Seamos sinceros: viajar es un suplicio. Claro, me dirán que Ante todo, conocer el mundo. Salir de la zona de confort, donde vivimos medio apoltronados en nuestro clima, nuestros olores y sabores cotidianos. Ante todo, conocer la gente, como si no bastase con las redes sociales y su aluvión de rostros, estados, tonterías.
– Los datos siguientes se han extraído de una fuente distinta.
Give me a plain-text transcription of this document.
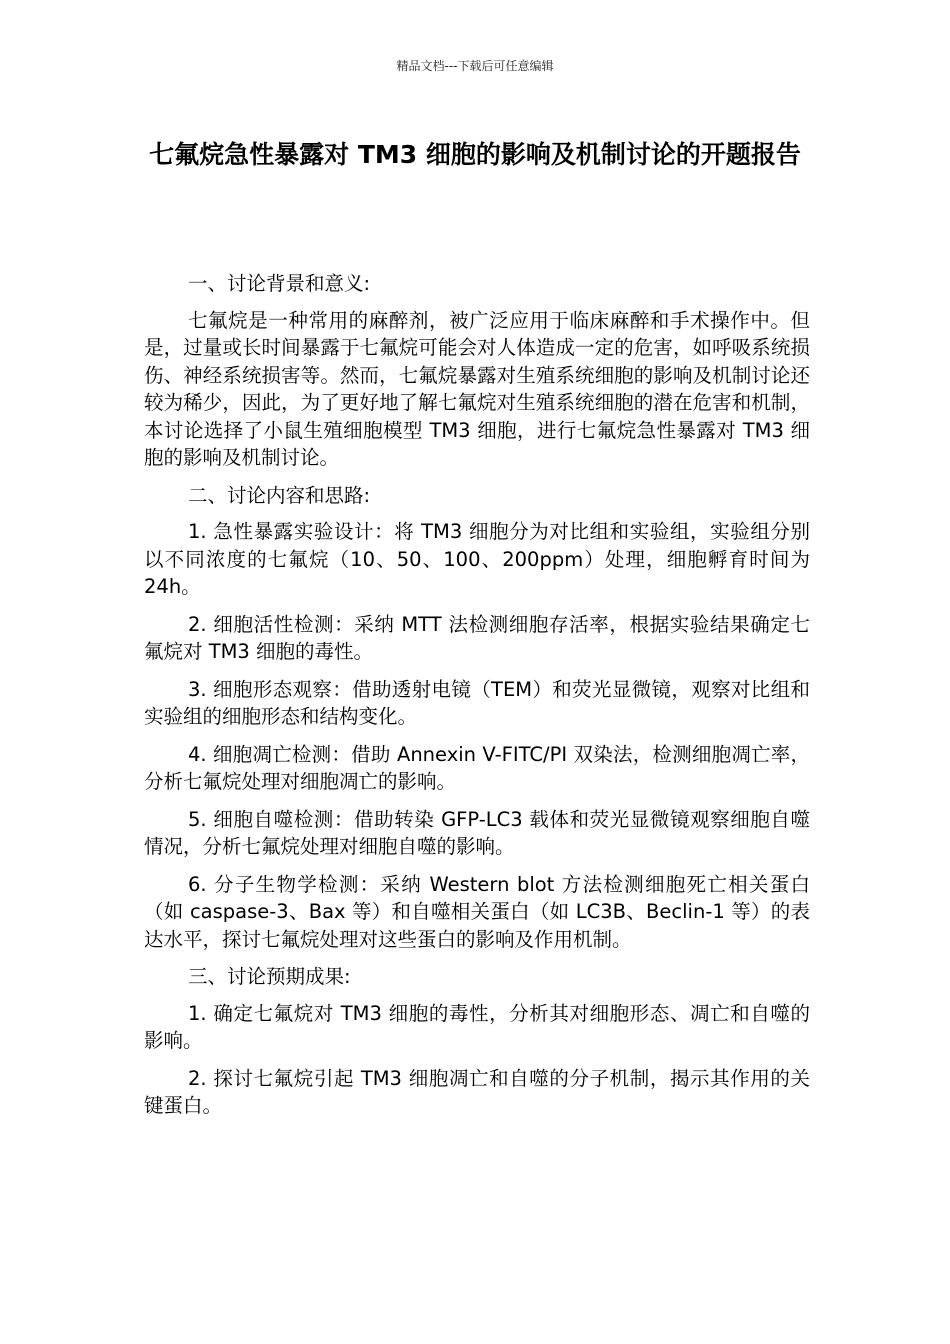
精品文档---下载后可任意编辑
七氟烷急性暴露对 TM3 细胞的影响及机制讨论的开题报告

一、讨论背景和意义:

七氟烷是一种常用的麻醉剂，被广泛应用于临床麻醉和手术操作中。但是，过量或长时间暴露于七氟烷可能会对人体造成一定的危害，如呼吸系统损伤、神经系统损害等。然而，七氟烷暴露对生殖系统细胞的影响及机制讨论还较为稀少，因此，为了更好地了解七氟烷对生殖系统细胞的潜在危害和机制，本讨论选择了小鼠生殖细胞模型 TM3 细胞，进行七氟烷急性暴露对 TM3 细胞的影响及机制讨论。

二、讨论内容和思路:

1. 急性暴露实验设计：将 TM3 细胞分为对比组和实验组，实验组分别以不同浓度的七氟烷（10、50、100、200ppm）处理，细胞孵育时间为 24h。

2. 细胞活性检测：采纳 MTT 法检测细胞存活率，根据实验结果确定七氟烷对 TM3 细胞的毒性。

3. 细胞形态观察：借助透射电镜（TEM）和荧光显微镜，观察对比组和实验组的细胞形态和结构变化。

4. 细胞凋亡检测：借助 Annexin V-FITC/PI 双染法，检测细胞凋亡率，分析七氟烷处理对细胞凋亡的影响。

5. 细胞自噬检测：借助转染 GFP-LC3 载体和荧光显微镜观察细胞自噬情况，分析七氟烷处理对细胞自噬的影响。

6. 分子生物学检测：采纳 Western blot 方法检测细胞死亡相关蛋白（如 caspase-3、Bax 等）和自噬相关蛋白（如 LC3B、Beclin-1 等）的表达水平，探讨七氟烷处理对这些蛋白的影响及作用机制。

三、讨论预期成果:

1. 确定七氟烷对 TM3 细胞的毒性，分析其对细胞形态、凋亡和自噬的影响。

2. 探讨七氟烷引起 TM3 细胞凋亡和自噬的分子机制，揭示其作用的关键蛋白。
Ante todo, escapar, y sí, hallamos al viajero puesto por azar o elección en otro sitio pero ensimismado recordando su terruño; anhelando regresar al encuentro con su mascota o su almohada.
En otro tiempo, viajar fue, o bien un privilegio, o bien el modo de ganarse la vida de un avión a otro, de un hotel a una junta directiva, de un restaurante a otra sala de espera donde se escuchan itinerarios de negocios. Hoy, la democracia del viaje implica una dictadura del desplazamiento que a todos subyuga: ¡Hay que ir! ¡Todo incluido! ¡Oferta imperdible! ¡No te quedes sin viajar!: estandartes de una tiranía que reaparece con fuerza en períodos de vacaciones y en fines de semana extensos.
Por eso reivindico el muy secreto privilegio de no viajar a ningún lado cuando el tiempo, el modo o la elección darían para ir a tal o cual lugar. Que otros sonrían entre olas o montañas mientras en su cabeza se enciende la luz oscura de los embotellamientos y los viacrucis del retorno a nuestras comunes madrigueras. Que otros días haya para viajar, a salvo de trancones y turistas.